The NPDPSC also plays a decisive role in resolving suspected cases or clusters of cases of food-acquired prion disease that are often magnified by the media, stirring intense public alarm. To date, the NPDPSC has examined over 6,730 suspected incidents of suspected prion diseases and has definitely confirmed presence and type of prion disease in more than 4,000 cases.
The NPDPSC represents the primary line of defense in safeguarding U.S. public health against prion diseases because the United States ─ unlike other BSE affected countries such as the United Kingdom, the European Union, and Japan ─ does not have a sufficiently robust animal prion surveillance system.
The NPDPSC offers assurances, to countries that import (or are considering importing) meat from the United States, that the U.S is free of indigenous human cases of “mad cow” disease. Recently South Korean and Chinese health officials resumed importation of U.S. beef to their country after a visit to the NPDPSC provided assurances regarding rigorous human prion surveillance.
Key Request 2: The CJD Foundation and families affected by CJD request that the NIH consider prion disease as an Alzheimer's Disease and Related Dementia (ADRD), which would allow NIH funds allocated to these groups of diseases to also be applied to prion diseases.
Background
Some funding for prion disease research comes from the NIH, primarily the National Institute of Neurological Disorders and Stroke (NINDS). However, the CJD Foundation, prion disease researchers, and family members recognize the need to devote more funds to exploring prion disease, to and applying prion disease discoveries to other neurodegenerative diseases.
There are many similarities between ADRD and prion disease. Primarily, all ADRD are due to an abnormal form of normal cellular protein that causes disease (e.g., a-beta in Alzheimer’s disease, alpha-synuclein in Lewy body dementia). These abnormal proteins affect certain areas of the brain causing neurodegeneration and neuropsychiatric symptoms. In the same way, prion disease is due to an abnormal form of the prion protein. ADRD researchers have already exploited what is known from prion disease in order to advance their own fields. As with prion disease, proteins implicated in ADRD can be transmitted between cells. These abnormal proteins can also be amplified using protein amplification techniques initially created to study prion disease. Hence, ADRD have already benefited from prion disease research.

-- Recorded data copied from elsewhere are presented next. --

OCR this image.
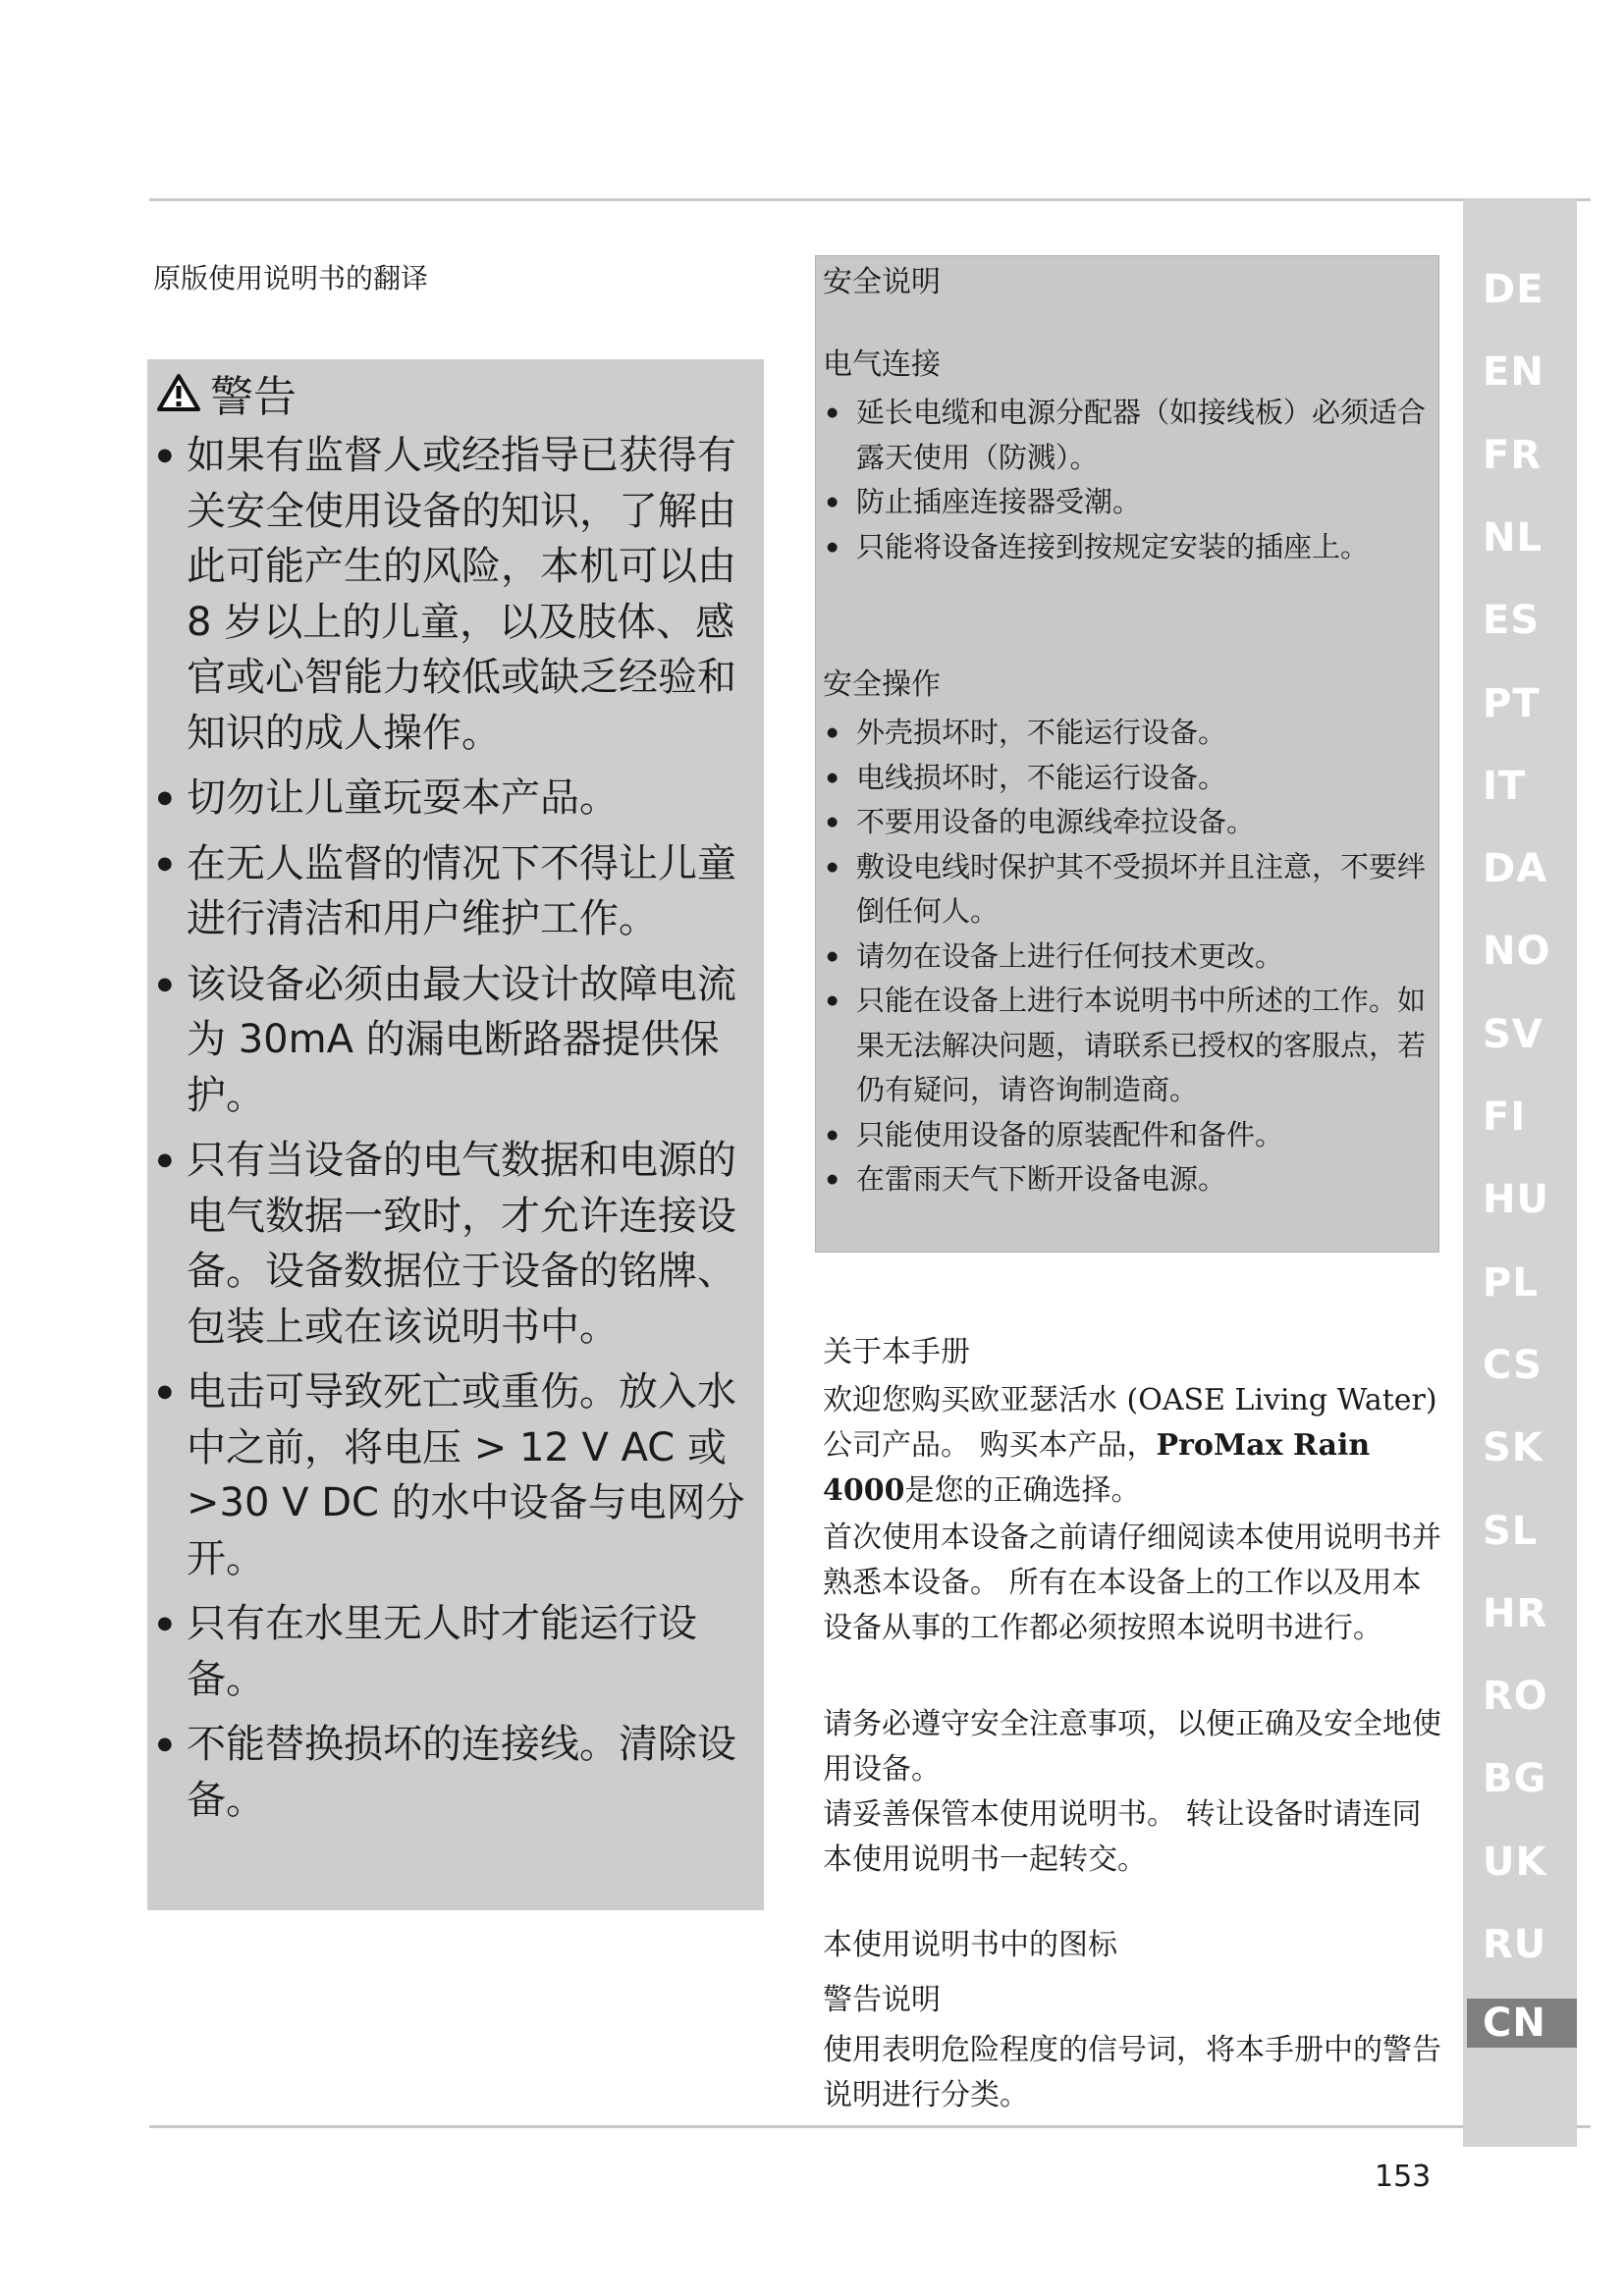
DE
EN
FR
NL
ES
PT
IT
DA
NO
SV
FI
HU
PL
CS
SK
SL
HR
RO
BG
UK
RU
CN
原版使用说明书的翻译
警告
● 如果有监督人或经指导已获得有关安全使用设备的知识，了解由此可能产生的风险，本机可以由 8 岁以上的儿童，以及肢体、感官或心智能力较低或缺乏经验和知识的成人操作。
● 切勿让儿童玩耍本产品。
● 在无人监督的情况下不得让儿童进行清洁和用户维护工作。
● 该设备必须由最大设计故障电流为 30mA 的漏电断路器提供保护。
● 只有当设备的电气数据和电源的电气数据一致时，才允许连接设备。设备数据位于设备的铭牌、包装上或在该说明书中。
● 电击可导致死亡或重伤。放入水中之前，将电压 > 12 V AC 或 >30 V DC 的水中设备与电网分开。
● 只有在水里无人时才能运行设备。
● 不能替换损坏的连接线。清除设备。
安全说明
电气连接
● 延长电缆和电源分配器（如接线板）必须适合露天使用（防溅）。
● 防止插座连接器受潮。
● 只能将设备连接到按规定安装的插座上。
安全操作
● 外壳损坏时，不能运行设备。
● 电线损坏时，不能运行设备。
● 不要用设备的电源线牵拉设备。
● 敷设电线时保护其不受损坏并且注意，不要绊倒任何人。
● 请勿在设备上进行任何技术更改。
● 只能在设备上进行本说明书中所述的工作。如果无法解决问题，请联系已授权的客服点，若仍有疑问，请咨询制造商。
● 只能使用设备的原装配件和备件。
● 在雷雨天气下断开设备电源。
关于本手册

欢迎您购买欧亚瑟活水 (OASE Living Water) 公司产品。 购买本产品，ProMax Rain 4000是您的正确选择。

首次使用本设备之前请仔细阅读本使用说明书并熟悉本设备。 所有在本设备上的工作以及用本设备从事的工作都必须按照本说明书进行。

请务必遵守安全注意事项，以便正确及安全地使用设备。

请妥善保管本使用说明书。 转让设备时请连同本使用说明书一起转交。

本使用说明书中的图标
警告说明

使用表明危险程度的信号词，将本手册中的警告说明进行分类。

153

Including prion disease as an ADRD accomplishes a variety of goals. Inclusion of prion disease as an ADRD: 1) allows ADRD researchers to study the prion paradigm in other related conditions which in turn enables the use of more valid animal models as animals naturally develop prion disease, 2) allows technologies originally developed for prion disease to be used in other ADRD without the need for separate funding, 3) allows potential treatment targets to be expanded across ADRD and prion disease, and 4) allows caregiver and health services research of ADRD to be applied to prion disease, which shares many of the same challenges.